After years in electronic, print, and new (online) media, I cannot help but relate to what happens to the people on the ground. The journalists.
Even after crossing over to the advocacy and communication space, the journalist in me cannot just look on as our friends in the media get brutalised for one reason or another in their quest to bring information closer to us, in our boardrooms, on radio, or on television.
But then I remembered one quote that addresses both media and communication practitioners and possibly points to where these issues arise from.
‘Journalism is printing what someone else does not want printed; everything else is public relations’ is a popular quote attributed to George Orwell. Orwell (real name Eric Arthur Blair) was a British journalist, author, poet, and critic. This particular quote reminded me of what is going on between Prime Minister Robinah Nabbanja and Galaxy TV journalist David Mwesigwa, with the latter having exposed the inefficiencies in the government hospitals in Mukono and Kayunga.
You and I probably have an idea about our government health facilities, but that is a subject for another day.
Mwesigwa has reportedly been directed to record a police statement and apologise to the prime minister and to the President. Mwesigwa already feels threatened and intimidated.
Yet, his exposé, in a set of questions he put before the President recently, prompted the prime minister to make unannounced visits to these health facilities. First, it was at Mukono General Hospital.
She was welcomed by patients and expectant mothers on the floor and along the corridors. As though those in Kayunga were tipped off, Kayunga Hospital was all clean and organised. What the premier found at Mukono hospital is exactly what Mwesigwa was talking about.
I thought the government now has somewhere to start from, rather than having the messenger be the subject? Anyway, this is just one of the recent happenings.
We have not yet forgotten what happened to journalists in Kawempe during the Kawempe North by-election. Journalists were brutalised, equipment confiscated, and the public denied information. During the same period, a licence belonging to Pearl FM was withdrawn over an alleged breach.
The station was carrying out a live broadcast of what was going on in Kawempe. In Rukungiri, Boona FM, a local radio station, was shut down over an alleged power struggle between two prominent rival politicians.
Back in Kampala, Dream TV was made to suspend a political show. The essence of having news reporters in the field and all these mediums is to give public access to reliable information.
When you block journalists from covering events that are of public interest, you do not just deny them a right to seek, receive, and share information; you also threaten media freedom. I suppose it is going to get worse as the country gets ready for the 2026 elections. It will most likely become predictable. Radio shows banned. Journalists suspended.
The radio or TV station closed, and licences revoked. Internet shutdown, etc. What we should all be concerned about is the accuracy of information, and we should fight misinformation, disinformation, and malinformation.
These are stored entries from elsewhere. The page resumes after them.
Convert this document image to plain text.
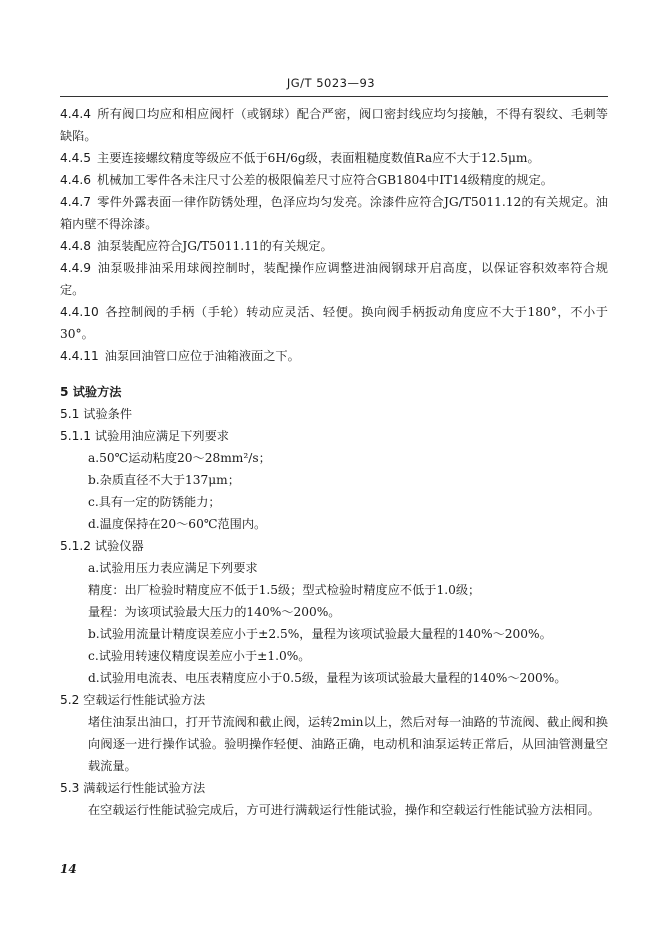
JG/T 5023—93

4.4.4 所有阀口均应和相应阀杆（或钢球）配合严密，阀口密封线应均匀接触，不得有裂纹、毛刺等缺陷。

4.4.5 主要连接螺纹精度等级应不低于6H/6g级，表面粗糙度数值Ra应不大于12.5μm。

4.4.6 机械加工零件各未注尺寸公差的极限偏差尺寸应符合GB1804中IT14级精度的规定。

4.4.7 零件外露表面一律作防锈处理，色泽应均匀发亮。涂漆件应符合JG/T5011.12的有关规定。油箱内壁不得涂漆。

4.4.8 油泵装配应符合JG/T5011.11的有关规定。

4.4.9 油泵吸排油采用球阀控制时，装配操作应调整进油阀钢球开启高度，以保证容积效率符合规定。

4.4.10 各控制阀的手柄（手轮）转动应灵活、轻便。换向阀手柄扳动角度应不大于180°，不小于30°。

4.4.11 油泵回油管口应位于油箱液面之下。

5 试验方法

5.1 试验条件

5.1.1 试验用油应满足下列要求

a.50℃运动粘度20～28mm²/s；

b.杂质直径不大于137μm；

c.具有一定的防锈能力；

d.温度保持在20～60℃范围内。

5.1.2 试验仪器

a.试验用压力表应满足下列要求

精度：出厂检验时精度应不低于1.5级；型式检验时精度应不低于1.0级；

量程：为该项试验最大压力的140%～200%。

b.试验用流量计精度误差应小于±2.5%，量程为该项试验最大量程的140%～200%。

c.试验用转速仪精度误差应小于±1.0%。

d.试验用电流表、电压表精度应小于0.5级，量程为该项试验最大量程的140%～200%。

5.2 空载运行性能试验方法

堵住油泵出油口，打开节流阀和截止阀，运转2min以上，然后对每一油路的节流阀、截止阀和换向阀逐一进行操作试验。验明操作轻便、油路正确，电动机和油泵运转正常后，从回油管测量空载流量。

5.3 满载运行性能试验方法

在空载运行性能试验完成后，方可进行满载运行性能试验，操作和空载运行性能试验方法相同。

14
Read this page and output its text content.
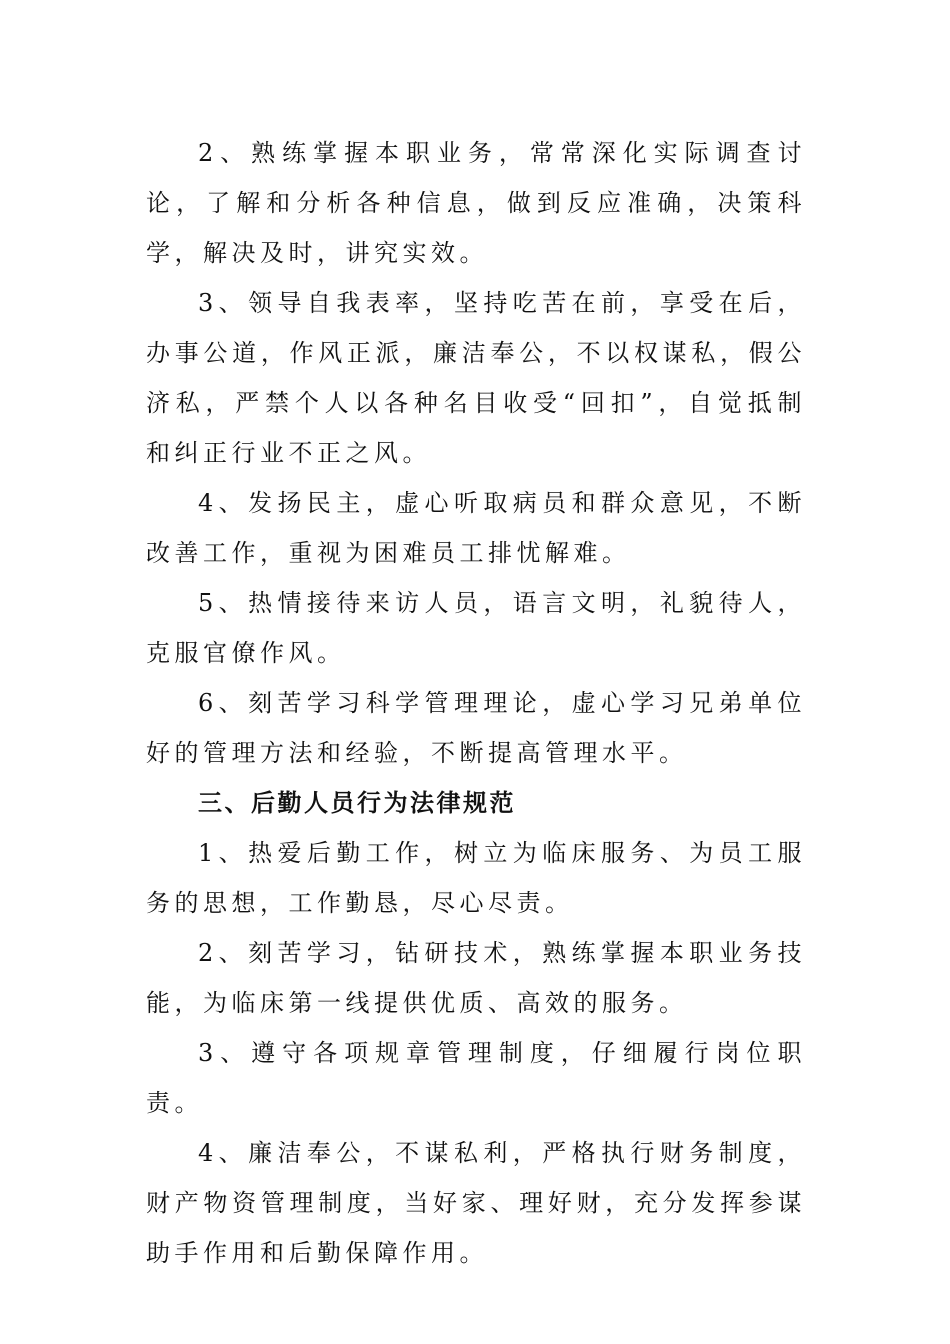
2、熟练掌握本职业务，常常深化实际调查讨论，了解和分析各种信息，做到反应准确，决策科学，解决及时，讲究实效。

3、领导自我表率，坚持吃苦在前，享受在后，办事公道，作风正派，廉洁奉公，不以权谋私，假公济私，严禁个人以各种名目收受“回扣”，自觉抵制和纠正行业不正之风。

4、发扬民主，虚心听取病员和群众意见，不断改善工作，重视为困难员工排忧解难。

5、热情接待来访人员，语言文明，礼貌待人，克服官僚作风。

6、刻苦学习科学管理理论，虚心学习兄弟单位好的管理方法和经验，不断提高管理水平。

三、后勤人员行为法律规范

1、热爱后勤工作，树立为临床服务、为员工服务的思想，工作勤恳，尽心尽责。

2、刻苦学习，钻研技术，熟练掌握本职业务技能，为临床第一线提供优质、高效的服务。

3、遵守各项规章管理制度，仔细履行岗位职责。

4、廉洁奉公，不谋私利，严格执行财务制度，财产物资管理制度，当好家、理好财，充分发挥参谋助手作用和后勤保障作用。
In summary, fake news. Otherwise, access to information is a fundamental human right that we must all jealously guard, pay attention to the message, and not the messenger.
Otherwise, all these provisions in the Ugandan Constitution (Right of Access to Information), also guaranteed in the African Charter on Human and Peoples’ Rights (ACHPR) and the Universal Declaration of Human Rights (UDHR), all become useless.
Above all, let us empower citizens through the media to participate in public affairs and hold the government accountable.